Pub Date: Sept. 19th, 2013
ISBN: 978-0989581547
Publisher: Hidden Oak Press

A detailed memoir from a registered nurse about her battles with cancer, again and again and again.

Zercoe can’t seem to escape tragedy. As a young child, she was thrown from the window of a school bus when the driver took a turn too quickly. As a young wife and mother, she was told by her brother-in-law that her husband had been electrocuted and killed. As a businesswoman, wife and mother of two, she found a small lump in her breast. And that was only the beginning. A year and a half later, after her first mastectomy, the cancer returned, forcing her to have a lumpectomy followed by yet another mastectomy. Five years later, there was a splitting pain in her side, which led doctors to discover she had pancreatic cancer.
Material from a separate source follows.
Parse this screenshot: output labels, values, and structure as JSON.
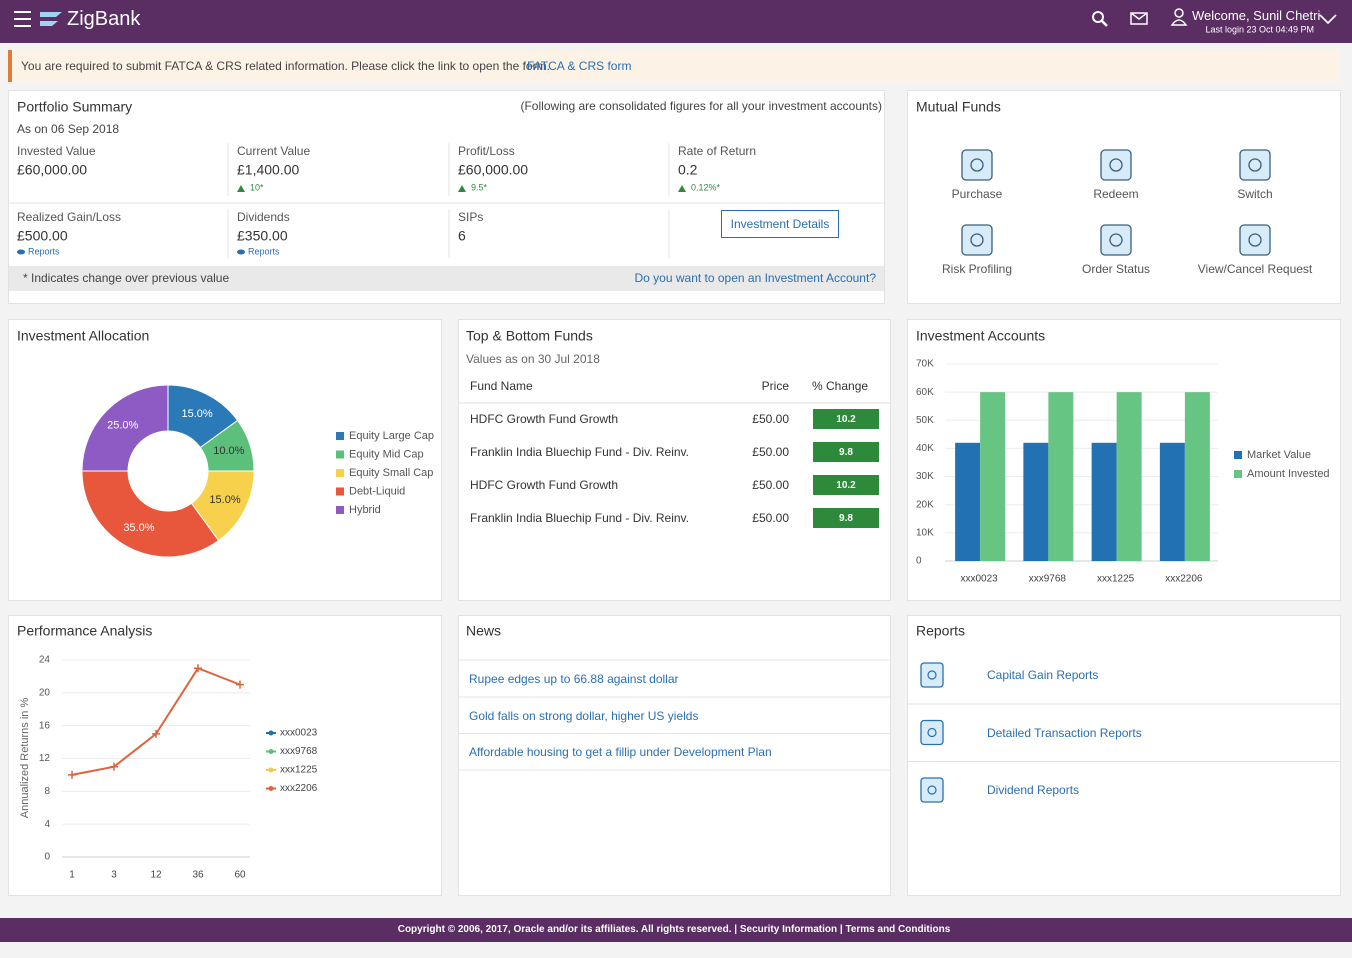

Throughout these tragedies, Zercoe juggled the minutiae of everyday life—marriage woes, brooding teenage children, lost promotions—and strove to find joy. Her cancer treatments ranged from chemo to surgery to support groups as she survived one medical mess after another. Discovering her family’s extensive history with cancer gave Zercoe the drive to let her unique case help medical research. And she needed all her strength and heart to face the news of her young daughter’s own cancer diagnosis. It took everything being stripped away to show Zercoe what mattered most: love and family in the present moment. The litany of misfortune can sometimes make for hard reading; there’s so much plot that the narration lacks a pause, a place for readers to check in with how Zercoe was feeling at the moment. What’s more, the many details of problems that arose when life wasn’t at stake, such as nannies who quit or living in a house as it was remodeled, can sound trivial. The narration often strays into real diary entries, which don’t do much to illuminate Zercoe’s internal journey. But there’s reward in the memoir’s second half, when it focuses on the author’s hopeful transformation through spirituality and her forming true bonds with women she wants to help. In these final chapters, Zercoe’s compassion and humanity shine, and readers can revel in not only her relative health, but her ultimate happiness. A foreword by Margaret A. Tempero, director of the UCSF Pancreas Center, offers additional insight.

A one-of-a-kind cancer story that makes for a riveting, if not particularly illuminating, account.